Pour terminer cette lettre, je veux te dire simplement que je t'aime. Tu n'en as pas conscience mais tu es désarmante. Je souhaite te regarder, te tenir par la main, te combler pour un temps indéfini.

Je me tue. N'osant pas me retourner, j'attendis qu'Achillia dise quelque chose. Elle n'en fit rien pendant un long moment. Enfin, elle descendit lentement les marches jusqu'à être à ma hauteur. Elle me donna un petit coup de poing à l'omoplate avant de coller son front sur ma nuque.

- Tu as dû me trouver bien lente d'esprit pendant tout ce temps, murmura-t-elle. N'est-ce pas, Kensei ?

Je me retournai vers elle avec une irrésistible envie de l'embrasser. J'avais imaginé tant de scénarios, des larmes, une gifle... et elle me prenait totalement au dépourvu. Pas une once de colère, pas la moindre tristesse ni le plus petit reproche dans sa voix. Il m'était impossible de savoir à quoi elle pensait.

- Appelle-moi Noam.

Tout sourire, elle secoua la tête.

- Tais-toi et embrasse-moi.

Adrien m'aida à préparer la fête d'anniversaire d'Achillia, poussé par le - j'avalai ma salive - fantôme de Priam.

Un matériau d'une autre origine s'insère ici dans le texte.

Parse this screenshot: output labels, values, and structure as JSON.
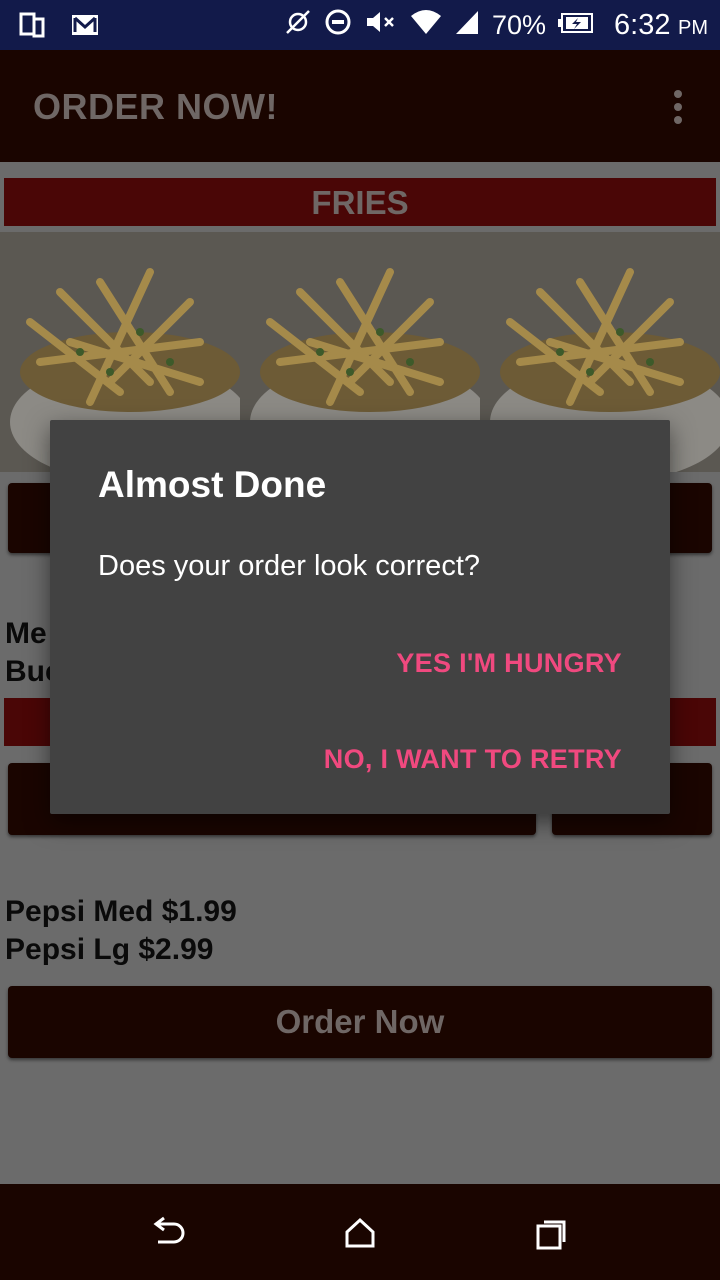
{
  "status_bar": {
    "battery": "70%",
    "time": "6:32",
    "ampm": "PM",
    "icons": [
      "device-icon",
      "gmail-icon",
      "nfc-off-icon",
      "dnd-icon",
      "mute-icon",
      "wifi-icon",
      "signal-icon",
      "battery-charging-icon"
    ]
  },
  "app_bar": {
    "title": "ORDER NOW!",
    "menu_icon": "more-vert-icon"
  },
  "content": {
    "fries_header": "FRIES",
    "fries_image": "fries-photo",
    "partial_text_line1": "Me",
    "partial_text_line2": "Buc",
    "drinks_line1": "Pepsi Med $1.99",
    "drinks_line2": "Pepsi Lg $2.99",
    "order_button": "Order Now"
  },
  "dialog": {
    "title": "Almost Done",
    "message": "Does your order look correct?",
    "positive": "YES I'M HUNGRY",
    "negative": "NO, I WANT TO RETRY",
    "accent": "#f0497f"
  },
  "nav_bar": {
    "icons": [
      "back-icon",
      "home-icon",
      "recents-icon"
    ]
  }
}
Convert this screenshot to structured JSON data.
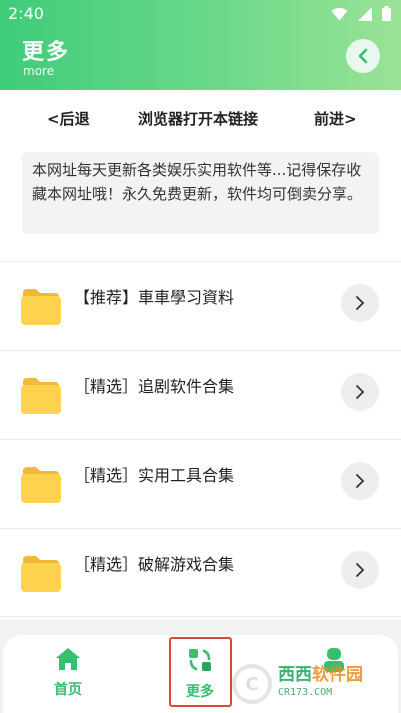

Mon frère s'était finalement décidé à tout avouer à la fille de mes rêves, probablement fatigué de la compagnie constante de Priamv.

Le grand soir, tout était prêt. Nous avions commandé chez le traiteur, nous avions décoré chaque pièce de la maison dans les tons rouge et noir et la chaîne hifi diffusait une playlist de tous les titres préférés de ma... copine.

Tout était parfait.

Peut-être trop car Achillia refusa de sortir de sa chambre.

- Noam Chance, tu n'avais pas besoin de te donner autant de mal ! Je ne voulais pas le fêter..., soupira-t-elle à travers la porte.

- Avoir 18 ans n'arrive qu'une fois, Mademoiselle ! Et puis, je crois que quelqu'un aimerait te parler.

- Adrien et toi êtes les seuls invités de ma fête alors...

- Justement, c'est Adrien qui souhaiterait te dire quelque chose.

- Achillia ! aboya soudain mon frère depuis le rez-de-chaussée. Tu crois à la vie après la mort ?

Le tact n'avait jamais été une des qualités première d'Adrien.

La porte s'ouvrit lentement, dans un grincement, et Achillia passa la tête dans l'entrebâillement. En d'autres circonstances, son expression perplexe m'aurait fait rire.

- Je... je n'ai pas bien compris, je crois...

Adrien franchit les quelques marches qui nous séparait et regarda Achillia droit dans les yeux.

- Priam est encore là. Je peux le voir et l'entendre. J'ai un don moi aussi.

Le visage d'Achillia passa par toutes les couleurs et lorsque des larmes lui montèrent aux yeux, je regrettais qu'Adrien se soit montré si franc. Je voulus lui prendre la main mais elle me repoussa.

- Prouve-le, Adrien. Tu ne peux pas balancer ça et demander que je te crois sur parole. Prouve-le.

Sa voix n'était plus qu'un murmure.

- Il dit que ce soir est son dernier soir. Comme le jour où il est mort, il te demande de sourire et de faire confiance aux personnes qui t'aiment.

- Il est dans la pièce ? Où est-il ?

- Entre Noam et toi.

Achillia se retourna mais, bien entendu, ne vit personne. Elle était pâle comme la mort. Je pouvais lire à la fois la fascination et le désarroi dans son regard.

- Aurevoir, Priam, dit-elle dans un souffle. Merci d'être resté.